When I look back now at this formative time in my life, the shaping of my identity and discovery of the first layer of my true self, I realise it was crafted by the pain and discomfort. I survived it all somehow. I could feel a sense of aliveness coming through me over time. What allowed me to slowly emerge into myself more were the little opportunities to choose my own way. Something as simple as listening to music I liked, earning money on my own and buying things I wanted that my family would not, getting to know people through common interests, exploring creative passions like photography, finding my talents and getting the opportunity to express myself with these, achieving goals that I set, making choices about where I wanted to go in life.
By the time I was in my last two years of school I began to come into my own.
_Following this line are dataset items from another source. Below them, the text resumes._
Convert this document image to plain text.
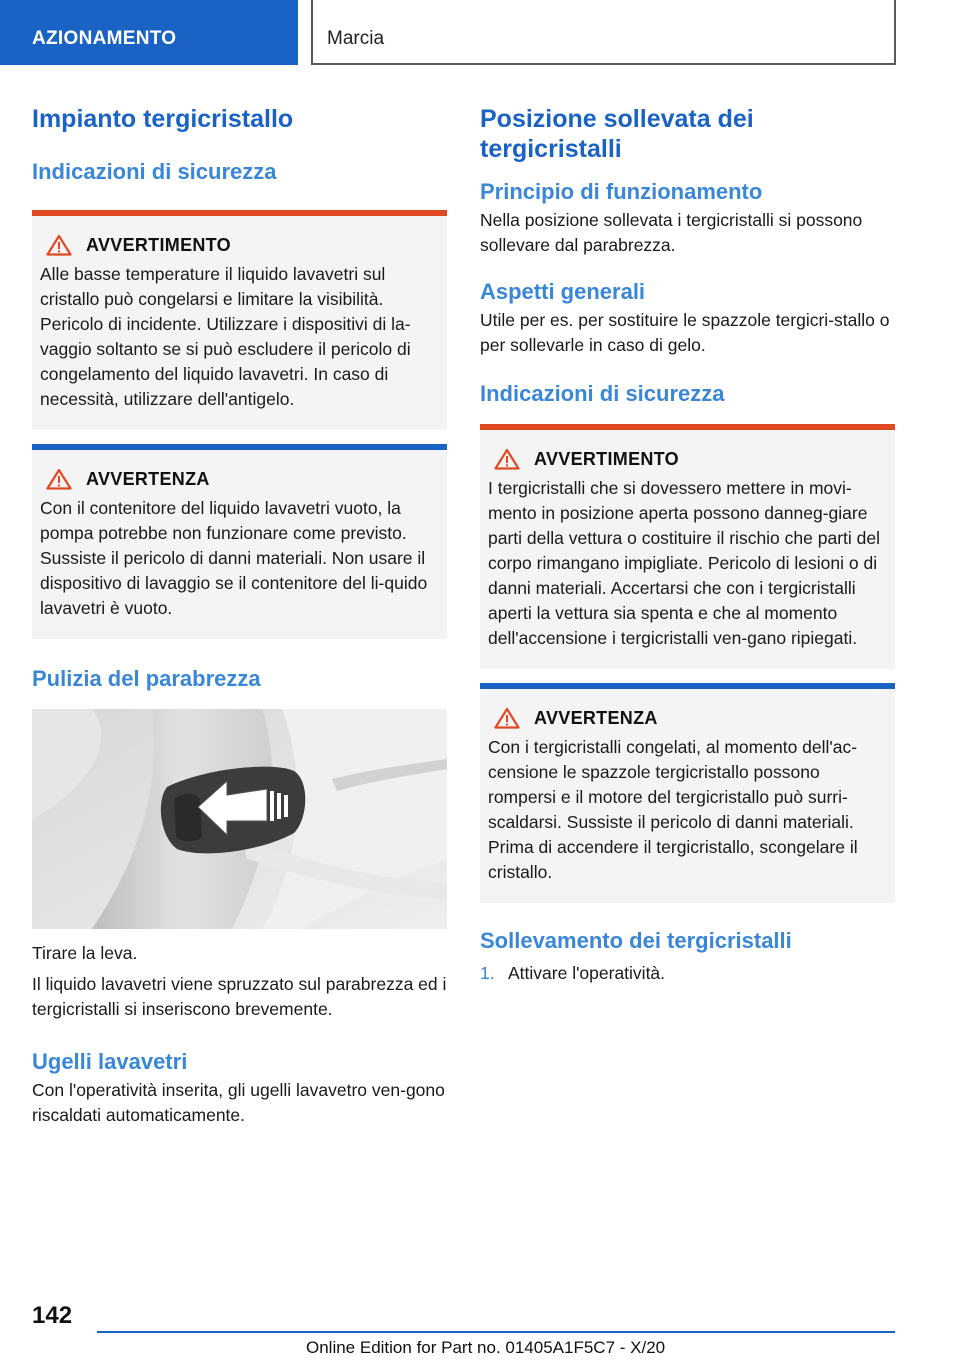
AZIONAMENTO	Marcia
Impianto tergicristallo
Indicazioni di sicurezza
AVVERTIMENTO

Alle basse temperature il liquido lavavetri sul cristallo può congelarsi e limitare la visibilità. Pericolo di incidente. Utilizzare i dispositivi di la-vaggio soltanto se si può escludere il pericolo di congelamento del liquido lavavetri. In caso di necessità, utilizzare dell'antigelo.

AVVERTENZA

Con il contenitore del liquido lavavetri vuoto, la pompa potrebbe non funzionare come previsto. Sussiste il pericolo di danni materiali. Non usare il dispositivo di lavaggio se il contenitore del li-quido lavavetri è vuoto.

Pulizia del parabrezza

Tirare la leva.

Il liquido lavavetri viene spruzzato sul parabrezza ed i tergicristalli si inseriscono brevemente.

Ugelli lavavetri

Con l'operatività inserita, gli ugelli lavavetro ven-gono riscaldati automaticamente.

Posizione sollevata dei tergicristalli
Principio di funzionamento

Nella posizione sollevata i tergicristalli si possono sollevare dal parabrezza.

Aspetti generali

Utile per es. per sostituire le spazzole tergicri-stallo o per sollevarle in caso di gelo.

Indicazioni di sicurezza
AVVERTIMENTO

I tergicristalli che si dovessero mettere in movi-mento in posizione aperta possono danneg-giare parti della vettura o costituire il rischio che parti del corpo rimangano impigliate. Pericolo di lesioni o di danni materiali. Accertarsi che con i tergicristalli aperti la vettura sia spenta e che al momento dell'accensione i tergicristalli ven-gano ripiegati.

AVVERTENZA

Con i tergicristalli congelati, al momento dell'ac-censione le spazzole tergicristallo possono rompersi e il motore del tergicristallo può surri-scaldarsi. Sussiste il pericolo di danni materiali. Prima di accendere il tergicristallo, scongelare il cristallo.

Sollevamento dei tergicristalli
1. Attivare l'operatività.
142
Online Edition for Part no. 01405A1F5C7 - X/20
I worried less and less about the popular crowd or whether it was worth it to placate them for the sake of inclusion. I found comfort and connection in a group of likeminded souls who also were similarly happy not playing the game. We formed a good bond both in our social and school activities. The only way to describe it is that we were individuals first and a group second as opposed to the other way around. In looking back it feels like a script to any typical coming of age teenage movie. We triumphed in the end being able to be who we were, at least in that stage of life, each achieving success as measured by others in that world. Funny how these many years later I can look back and see how I thought I had all the answers at 18. Don’t we all.
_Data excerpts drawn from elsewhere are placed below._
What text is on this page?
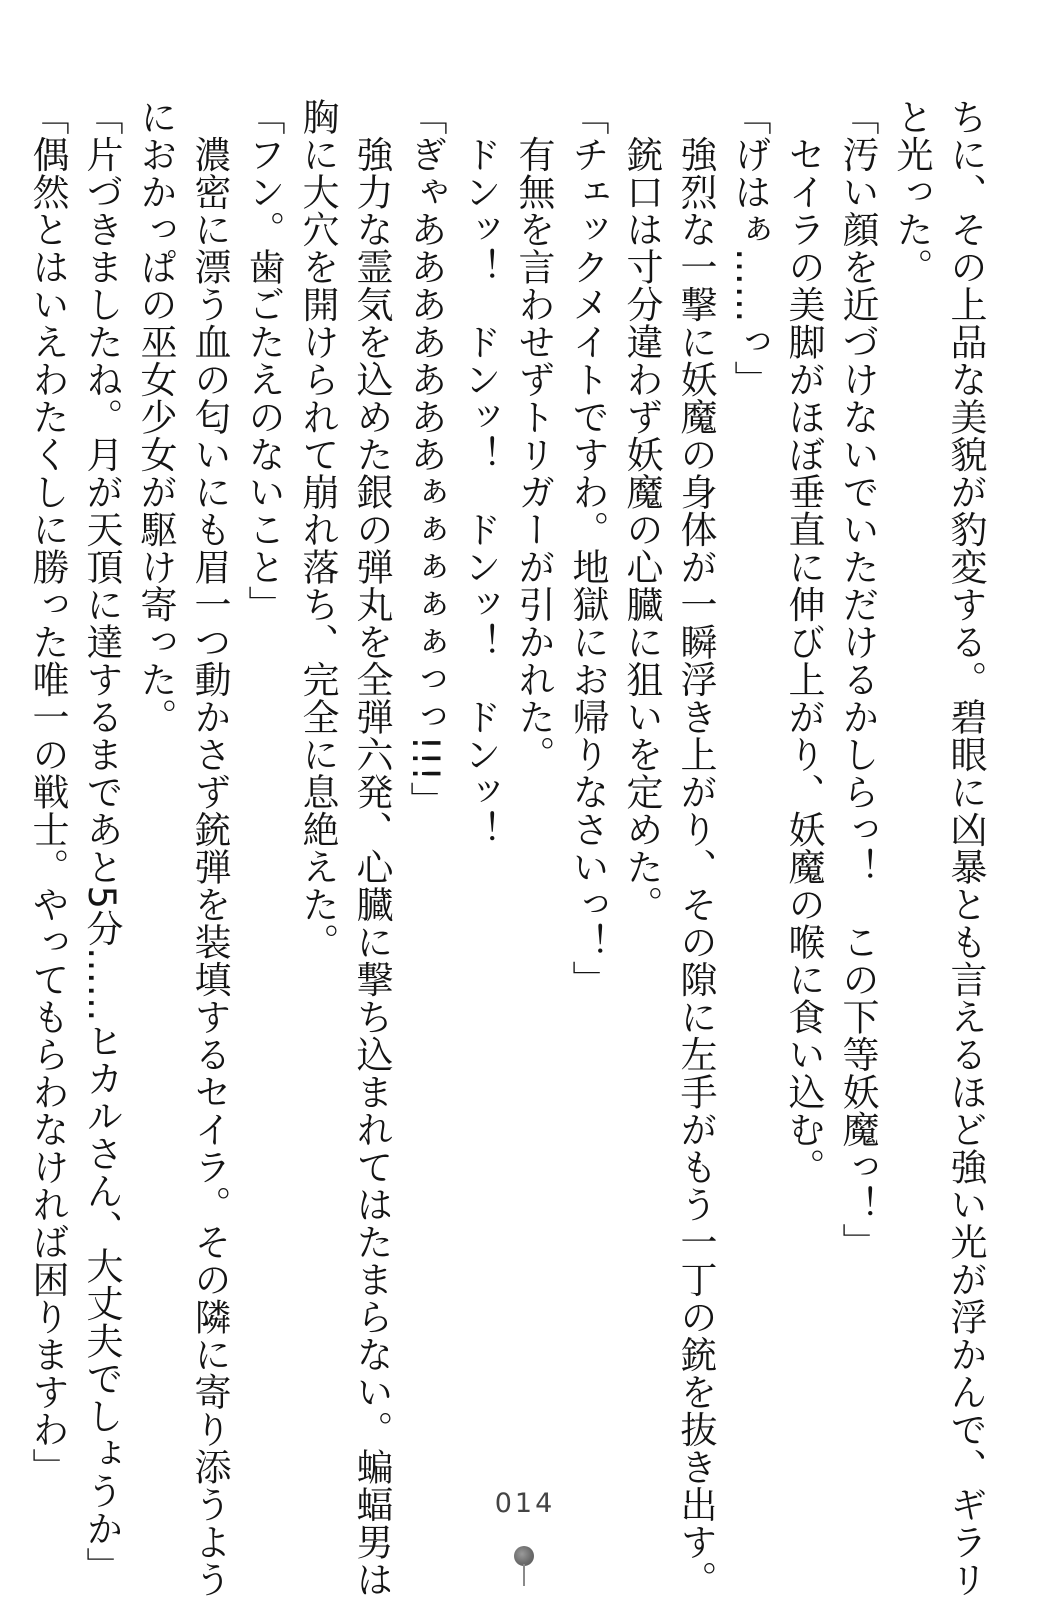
ちに、その上品な美貌が豹変する。碧眼に凶暴とも言えるほど強い光が浮かんで、ギラリ
と光った。
「汚い顔を近づけないでいただけるかしらっ！　この下等妖魔っ！」
　セイラの美脚がほぼ垂直に伸び上がり、妖魔の喉に食い込む。
「げはぁ……っ」
　強烈な一撃に妖魔の身体が一瞬浮き上がり、その隙に左手がもう一丁の銃を抜き出す。
　銃口は寸分違わず妖魔の心臓に狙いを定めた。
「チェックメイトですわ。地獄にお帰りなさいっ！」
　有無を言わせずトリガーが引かれた。
　ドンッ！　ドンッ！　ドンッ！　ドンッ！
「ぎゃあああああああぁぁぁぁぁっっ!!!」
　強力な霊気を込めた銀の弾丸を全弾六発、心臓に撃ち込まれてはたまらない。蝙蝠男は
胸に大穴を開けられて崩れ落ち、完全に息絶えた。
「フン。歯ごたえのないこと」
　濃密に漂う血の匂いにも眉一つ動かさず銃弾を装填するセイラ。その隣に寄り添うよう
におかっぱの巫女少女が駆け寄った。
「片づきましたね。月が天頂に達するまであと5分……ヒカルさん、大丈夫でしょうか」
「偶然とはいえわたくしに勝った唯一の戦士。やってもらわなければ困りますわ」
014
More so what I noticed about this reflection is that by going through H – E – double toothpicks I found peace. That is the best word to describe the place I arrived at. Home internally within myself I could express me. Yes, it might have been behind the lens of a camera or editing the pages of a yearbook but I got to be me. I was aligned with my external and internal self at a key stage in life.
It is with both pain and fondness that I go back and reflect on those years now. I can flick through old photos, yearbooks and even some of the books I read. In me I see myself from afar as a different person. I was an explorer and journeyer in the first stage of life. A child becoming a woman. Someone who listened to others more becoming an authority of her own life. The learnings along the way were exactly that - learnings. I do not regret nor begrudge anyone for their role in shaping me through those times. We each were going through our own discovery.
Despite living now across the globe, one person from that time still knows me and we stay in touch. We must be soul sisters at some level. We each have gone in our own different direction. Yet I will always feel like she has my back and vice a versa. The rest of the faces from that time are both fond and challenging memories. Each telling me a part of the story.
When you ask someone whether they enjoyed their school years most will say no. It is an awkward time for many. I am the same. I could not wait to move on, chart my own course and be free. Little did I know that the real growth would come next (a sharing for later). For now I see the end of school as a peak of the first ascent on an undulating journey called life. To follow are many more peaks and valleys. The only difference is that the peaks got higher and the valleys were not as low.
So we return to the subject of this post – peace. And now I say from the depths of my heart with only love and thankfulness - Peace you. Peace all of you. Peace.